Ellis: You said it all. The Scriptures has got to be where we start. Everything that we do and think and say has got to be disciplined and critiqued by the Scripture. It shouldn’t be the other way around. If you’re not biblical, then you’re not sound. The Bible is God’s Word for crying out loud. It’s the ultimate in wisdom. God wouldn’t go through the trouble of giving us a Word that would have mistakes in it and all the rest of that. It is where we need to be. It is far more radical, let’s say, than all of these ideologies out here. There’s nothing more radical than transformation, and the Scripture has a transformative message. And we just have to do that.
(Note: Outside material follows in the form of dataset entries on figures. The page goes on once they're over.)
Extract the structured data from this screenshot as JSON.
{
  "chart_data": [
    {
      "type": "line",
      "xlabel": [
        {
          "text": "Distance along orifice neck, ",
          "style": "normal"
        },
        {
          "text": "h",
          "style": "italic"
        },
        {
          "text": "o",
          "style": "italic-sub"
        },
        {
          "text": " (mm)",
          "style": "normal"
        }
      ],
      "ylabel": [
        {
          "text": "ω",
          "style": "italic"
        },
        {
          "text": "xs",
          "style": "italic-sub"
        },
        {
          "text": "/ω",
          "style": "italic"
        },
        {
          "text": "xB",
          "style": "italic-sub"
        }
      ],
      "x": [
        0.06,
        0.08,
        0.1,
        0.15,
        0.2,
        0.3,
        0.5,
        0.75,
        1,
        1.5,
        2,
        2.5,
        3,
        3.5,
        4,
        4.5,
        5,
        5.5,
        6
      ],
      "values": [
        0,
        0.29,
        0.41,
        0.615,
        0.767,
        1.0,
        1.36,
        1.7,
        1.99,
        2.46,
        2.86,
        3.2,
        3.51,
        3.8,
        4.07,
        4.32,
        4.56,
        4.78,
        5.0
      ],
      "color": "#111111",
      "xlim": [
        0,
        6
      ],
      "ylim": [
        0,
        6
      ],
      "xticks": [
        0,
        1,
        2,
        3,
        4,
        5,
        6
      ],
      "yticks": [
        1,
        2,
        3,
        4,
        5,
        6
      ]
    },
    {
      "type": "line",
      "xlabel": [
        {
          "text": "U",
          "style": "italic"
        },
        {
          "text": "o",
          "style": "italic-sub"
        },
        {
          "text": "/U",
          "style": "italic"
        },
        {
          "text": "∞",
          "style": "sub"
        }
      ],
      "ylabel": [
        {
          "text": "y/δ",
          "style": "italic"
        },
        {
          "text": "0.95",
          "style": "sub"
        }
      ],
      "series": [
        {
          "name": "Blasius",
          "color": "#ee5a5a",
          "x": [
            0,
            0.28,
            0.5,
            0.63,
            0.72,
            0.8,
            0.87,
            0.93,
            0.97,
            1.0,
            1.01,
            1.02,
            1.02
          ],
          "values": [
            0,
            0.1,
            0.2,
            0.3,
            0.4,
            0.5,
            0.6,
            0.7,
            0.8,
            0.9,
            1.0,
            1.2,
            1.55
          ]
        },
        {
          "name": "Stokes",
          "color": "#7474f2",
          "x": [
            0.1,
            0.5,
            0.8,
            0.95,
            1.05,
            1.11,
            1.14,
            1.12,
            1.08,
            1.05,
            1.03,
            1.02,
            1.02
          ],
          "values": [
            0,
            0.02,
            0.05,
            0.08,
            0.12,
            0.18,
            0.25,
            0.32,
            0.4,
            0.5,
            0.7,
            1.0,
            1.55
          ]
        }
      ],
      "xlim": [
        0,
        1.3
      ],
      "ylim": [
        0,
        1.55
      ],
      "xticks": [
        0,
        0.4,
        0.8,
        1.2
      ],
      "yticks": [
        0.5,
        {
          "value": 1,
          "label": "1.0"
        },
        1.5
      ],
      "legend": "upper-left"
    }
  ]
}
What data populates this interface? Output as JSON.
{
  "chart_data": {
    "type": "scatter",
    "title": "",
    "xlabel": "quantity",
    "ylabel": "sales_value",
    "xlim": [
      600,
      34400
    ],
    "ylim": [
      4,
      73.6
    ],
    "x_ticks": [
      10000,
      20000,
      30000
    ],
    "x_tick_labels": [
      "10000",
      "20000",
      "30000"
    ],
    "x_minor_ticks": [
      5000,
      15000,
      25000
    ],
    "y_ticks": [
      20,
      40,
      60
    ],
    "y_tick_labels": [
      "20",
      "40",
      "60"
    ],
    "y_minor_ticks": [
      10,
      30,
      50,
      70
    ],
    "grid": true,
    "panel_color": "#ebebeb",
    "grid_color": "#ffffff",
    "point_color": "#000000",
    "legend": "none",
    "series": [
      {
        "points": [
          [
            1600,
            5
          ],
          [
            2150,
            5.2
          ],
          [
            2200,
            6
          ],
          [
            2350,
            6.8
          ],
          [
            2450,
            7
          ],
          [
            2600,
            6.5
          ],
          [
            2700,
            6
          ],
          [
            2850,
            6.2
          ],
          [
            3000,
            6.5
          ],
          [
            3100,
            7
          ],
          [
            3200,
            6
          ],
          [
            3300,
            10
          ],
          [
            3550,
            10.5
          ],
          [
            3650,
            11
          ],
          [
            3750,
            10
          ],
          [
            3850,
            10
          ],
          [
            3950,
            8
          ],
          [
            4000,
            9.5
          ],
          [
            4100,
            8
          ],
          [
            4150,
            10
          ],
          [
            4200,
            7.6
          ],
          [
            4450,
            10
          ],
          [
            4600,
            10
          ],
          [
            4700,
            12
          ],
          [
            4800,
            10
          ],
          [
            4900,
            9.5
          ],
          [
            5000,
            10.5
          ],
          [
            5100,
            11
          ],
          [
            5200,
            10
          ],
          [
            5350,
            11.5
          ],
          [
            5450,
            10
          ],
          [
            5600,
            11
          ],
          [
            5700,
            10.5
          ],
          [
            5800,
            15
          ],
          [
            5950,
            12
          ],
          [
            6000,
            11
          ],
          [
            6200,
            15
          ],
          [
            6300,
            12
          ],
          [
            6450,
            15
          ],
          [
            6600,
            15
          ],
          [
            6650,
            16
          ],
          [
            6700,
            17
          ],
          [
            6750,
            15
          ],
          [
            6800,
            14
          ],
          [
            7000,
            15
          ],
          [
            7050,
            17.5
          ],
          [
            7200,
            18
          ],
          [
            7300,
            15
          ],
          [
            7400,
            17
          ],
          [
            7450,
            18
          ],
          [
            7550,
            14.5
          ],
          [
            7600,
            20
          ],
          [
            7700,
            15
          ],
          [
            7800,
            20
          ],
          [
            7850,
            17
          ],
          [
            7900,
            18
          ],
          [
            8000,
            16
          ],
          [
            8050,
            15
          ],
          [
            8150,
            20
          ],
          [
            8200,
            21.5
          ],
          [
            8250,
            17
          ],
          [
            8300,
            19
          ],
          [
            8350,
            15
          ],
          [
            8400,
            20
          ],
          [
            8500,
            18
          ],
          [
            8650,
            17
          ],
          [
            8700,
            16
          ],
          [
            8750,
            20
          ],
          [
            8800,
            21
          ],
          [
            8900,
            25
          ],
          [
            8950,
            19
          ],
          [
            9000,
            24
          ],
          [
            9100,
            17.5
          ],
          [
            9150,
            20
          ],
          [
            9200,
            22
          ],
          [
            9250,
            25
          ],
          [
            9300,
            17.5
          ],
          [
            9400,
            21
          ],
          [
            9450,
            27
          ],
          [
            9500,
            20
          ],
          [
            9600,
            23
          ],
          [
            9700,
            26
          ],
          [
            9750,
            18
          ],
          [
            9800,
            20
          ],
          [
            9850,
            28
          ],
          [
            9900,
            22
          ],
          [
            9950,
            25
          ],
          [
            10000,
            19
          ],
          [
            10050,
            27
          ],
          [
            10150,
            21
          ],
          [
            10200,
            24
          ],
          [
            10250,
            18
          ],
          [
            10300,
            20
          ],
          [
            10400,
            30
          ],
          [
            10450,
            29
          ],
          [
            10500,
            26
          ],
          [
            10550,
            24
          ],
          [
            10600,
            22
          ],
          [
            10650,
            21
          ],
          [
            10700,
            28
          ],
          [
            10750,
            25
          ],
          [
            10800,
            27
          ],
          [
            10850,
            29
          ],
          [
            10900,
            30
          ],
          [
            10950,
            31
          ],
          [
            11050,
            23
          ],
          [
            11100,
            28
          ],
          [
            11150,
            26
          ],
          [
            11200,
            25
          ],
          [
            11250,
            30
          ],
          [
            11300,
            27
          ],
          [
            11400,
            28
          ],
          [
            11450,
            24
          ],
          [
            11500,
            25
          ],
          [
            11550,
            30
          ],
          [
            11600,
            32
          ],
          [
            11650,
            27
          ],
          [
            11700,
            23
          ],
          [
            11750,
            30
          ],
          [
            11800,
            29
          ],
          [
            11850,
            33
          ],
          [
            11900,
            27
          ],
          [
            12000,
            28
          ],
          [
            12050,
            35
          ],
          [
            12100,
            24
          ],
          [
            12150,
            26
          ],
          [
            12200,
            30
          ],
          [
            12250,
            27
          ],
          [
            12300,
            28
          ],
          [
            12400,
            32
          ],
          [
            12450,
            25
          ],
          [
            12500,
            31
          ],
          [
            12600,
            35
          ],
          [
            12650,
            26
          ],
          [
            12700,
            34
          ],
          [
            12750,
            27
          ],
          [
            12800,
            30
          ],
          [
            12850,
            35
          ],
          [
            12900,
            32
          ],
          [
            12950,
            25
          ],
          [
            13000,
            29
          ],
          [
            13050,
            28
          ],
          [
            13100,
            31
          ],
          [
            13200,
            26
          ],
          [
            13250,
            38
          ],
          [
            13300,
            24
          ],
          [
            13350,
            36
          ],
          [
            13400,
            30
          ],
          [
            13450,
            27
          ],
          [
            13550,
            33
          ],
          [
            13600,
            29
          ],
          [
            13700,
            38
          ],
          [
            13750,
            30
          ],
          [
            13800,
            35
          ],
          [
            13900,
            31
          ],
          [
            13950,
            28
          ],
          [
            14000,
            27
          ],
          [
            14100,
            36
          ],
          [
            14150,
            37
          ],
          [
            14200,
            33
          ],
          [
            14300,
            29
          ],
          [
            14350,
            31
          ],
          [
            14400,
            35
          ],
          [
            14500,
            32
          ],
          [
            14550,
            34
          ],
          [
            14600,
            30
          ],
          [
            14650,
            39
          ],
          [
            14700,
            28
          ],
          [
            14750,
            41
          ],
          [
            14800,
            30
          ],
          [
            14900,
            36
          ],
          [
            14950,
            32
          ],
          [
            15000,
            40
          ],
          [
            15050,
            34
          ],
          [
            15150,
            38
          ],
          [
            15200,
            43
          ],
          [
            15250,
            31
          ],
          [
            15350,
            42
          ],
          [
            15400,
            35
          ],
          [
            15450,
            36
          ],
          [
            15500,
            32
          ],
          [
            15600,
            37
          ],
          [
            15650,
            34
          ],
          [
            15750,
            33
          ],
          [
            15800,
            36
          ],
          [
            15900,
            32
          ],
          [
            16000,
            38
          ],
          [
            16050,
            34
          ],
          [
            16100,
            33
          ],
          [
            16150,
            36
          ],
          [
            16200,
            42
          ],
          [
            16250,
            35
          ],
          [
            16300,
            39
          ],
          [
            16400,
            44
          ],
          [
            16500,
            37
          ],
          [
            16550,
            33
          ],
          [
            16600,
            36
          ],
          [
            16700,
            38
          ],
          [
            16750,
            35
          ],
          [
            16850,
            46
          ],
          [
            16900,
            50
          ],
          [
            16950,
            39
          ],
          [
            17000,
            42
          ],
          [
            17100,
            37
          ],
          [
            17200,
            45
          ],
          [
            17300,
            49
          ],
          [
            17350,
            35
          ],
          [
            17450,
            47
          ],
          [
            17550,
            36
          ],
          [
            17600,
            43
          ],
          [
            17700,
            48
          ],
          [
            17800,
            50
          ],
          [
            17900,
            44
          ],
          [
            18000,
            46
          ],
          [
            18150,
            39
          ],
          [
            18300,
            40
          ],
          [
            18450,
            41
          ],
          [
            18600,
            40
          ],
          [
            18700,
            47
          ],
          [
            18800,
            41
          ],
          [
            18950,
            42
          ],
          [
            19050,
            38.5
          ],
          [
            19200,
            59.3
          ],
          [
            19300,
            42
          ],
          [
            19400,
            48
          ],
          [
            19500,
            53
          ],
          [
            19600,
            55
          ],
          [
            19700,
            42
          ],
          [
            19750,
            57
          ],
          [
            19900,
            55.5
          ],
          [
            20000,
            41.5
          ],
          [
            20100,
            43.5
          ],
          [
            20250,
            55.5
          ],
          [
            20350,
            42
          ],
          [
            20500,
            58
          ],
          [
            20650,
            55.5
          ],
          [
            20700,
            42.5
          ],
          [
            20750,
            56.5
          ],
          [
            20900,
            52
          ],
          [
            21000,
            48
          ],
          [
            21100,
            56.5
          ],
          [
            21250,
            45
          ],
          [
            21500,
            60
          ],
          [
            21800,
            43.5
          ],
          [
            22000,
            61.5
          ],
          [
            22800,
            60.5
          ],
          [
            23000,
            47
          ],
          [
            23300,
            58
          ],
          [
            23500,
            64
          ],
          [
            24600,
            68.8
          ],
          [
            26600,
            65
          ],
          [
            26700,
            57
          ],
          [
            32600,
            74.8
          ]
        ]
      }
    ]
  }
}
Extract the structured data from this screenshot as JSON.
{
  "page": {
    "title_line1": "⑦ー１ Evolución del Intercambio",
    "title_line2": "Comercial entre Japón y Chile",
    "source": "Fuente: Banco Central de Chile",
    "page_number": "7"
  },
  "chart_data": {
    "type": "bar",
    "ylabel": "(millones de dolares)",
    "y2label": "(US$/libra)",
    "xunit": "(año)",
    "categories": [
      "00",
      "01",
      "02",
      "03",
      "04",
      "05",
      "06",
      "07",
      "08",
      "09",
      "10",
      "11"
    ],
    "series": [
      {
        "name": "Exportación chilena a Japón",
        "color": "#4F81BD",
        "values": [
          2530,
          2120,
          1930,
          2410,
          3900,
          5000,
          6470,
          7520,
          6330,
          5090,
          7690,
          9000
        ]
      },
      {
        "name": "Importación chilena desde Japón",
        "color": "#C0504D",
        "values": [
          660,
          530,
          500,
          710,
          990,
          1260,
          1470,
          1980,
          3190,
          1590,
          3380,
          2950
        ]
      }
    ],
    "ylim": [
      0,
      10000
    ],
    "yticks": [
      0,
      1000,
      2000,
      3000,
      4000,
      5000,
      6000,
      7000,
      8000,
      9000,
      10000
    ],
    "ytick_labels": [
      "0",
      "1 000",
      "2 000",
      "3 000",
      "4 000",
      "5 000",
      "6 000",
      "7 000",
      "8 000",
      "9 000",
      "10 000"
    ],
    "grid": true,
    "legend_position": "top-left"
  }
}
I get the question, some people say, “Well, do you believe in white guilt?” Of course I believe in white guilt. You know why? Because the Bible says all of us are guilty. There’s black guilt, there’s green guilt and brown guilt. One of the things I have to tell my brothers and sisters who are in the “dominant culture” is that there’s no sin in being born in the dominant culture. Some people want to make that a sin in and of itself. No, the real issue is: you have no control over where you were born. The question is, what are you going to do with it? As an African American, I have certain advantages that my white brothers and sisters don’t have. So how am I going to use those advantages? I’m going to use those advantages for the glory of God. That’s what I’m going to do. Whatever situation I’m born into, in a sense, it’s a gift that God has given me to use for the furtherance of his kingdom. If we don’t do that, then we are squandering what God has given us.
We have to think of ourselves as the body of Christ, and that supersedes every other affinity group we have.There are people that I needed to talk to that I couldn’t talk to. A white person could do it, but I couldn’t do it, because of the situation. And vice versa: there are some people that they wanted to talk to, but they couldn’t because I had the inside track and they didn’t. So we worked like that. We worked together that way for the furtherance of the kingdom of God, not for the furtherance of any earthly cause. It’s for the kingdom.
Now, we have to be careful, though. We have to think of ourselves as the body of Christ, and that supersedes every other affinity group we have. My ultimate ethnicity, if you want to call it this, is that of being in Christ. My blackness, as wonderful as it is and everything, my ultimate identity is my identity in Christ. My Black identity, like I said, it’s a wonderful thing. I’m very proud of it. But it can only have fulfillment as a secondary identity at best, because blackness cannot bear the full freight of my humanity. There’s a whole lot more to me than my blackness. But being in Christ, he’s the perfect human being, and if my identity is in him, that identity carries the full weight of my humanity. It’s the fulfillment of what my humanity is all about. It’s bigger than me.
That’s one of the problems today: we get into these limited identities. We try to make them absolute, and then we build politics around it. We get identity politics. I understand what identity politics is all about, but it’s inadequate if we’re going to make any progress and bring glory to God. We have to be very careful about that.
Now, there’s a lot of times that people in the dominant group will say, “OK, yes, we need to be the body of Christ, as long as you follow the dictates of the dominant culture.” Well, no, no, no, no, no. That’s not the point. I’m not going to conform to a particular culture. I’m going to conform the truth of the Word of God, whether it agrees or disagrees. There are things that some of my Black brothers or sisters or some of my fellow African Americans are into that I’m not into because it disagrees with Scripture. There are some things that I’m into because it agrees with Scripture. It’s the same thing. If it agrees with Scripture, I’m with it. If it disagrees, then I’m not. So that’s my ultimate reference point.
Holmes: Dr. Ellis, thank you so much for joining us today. I always enjoy talking to you and always enjoy learning from you.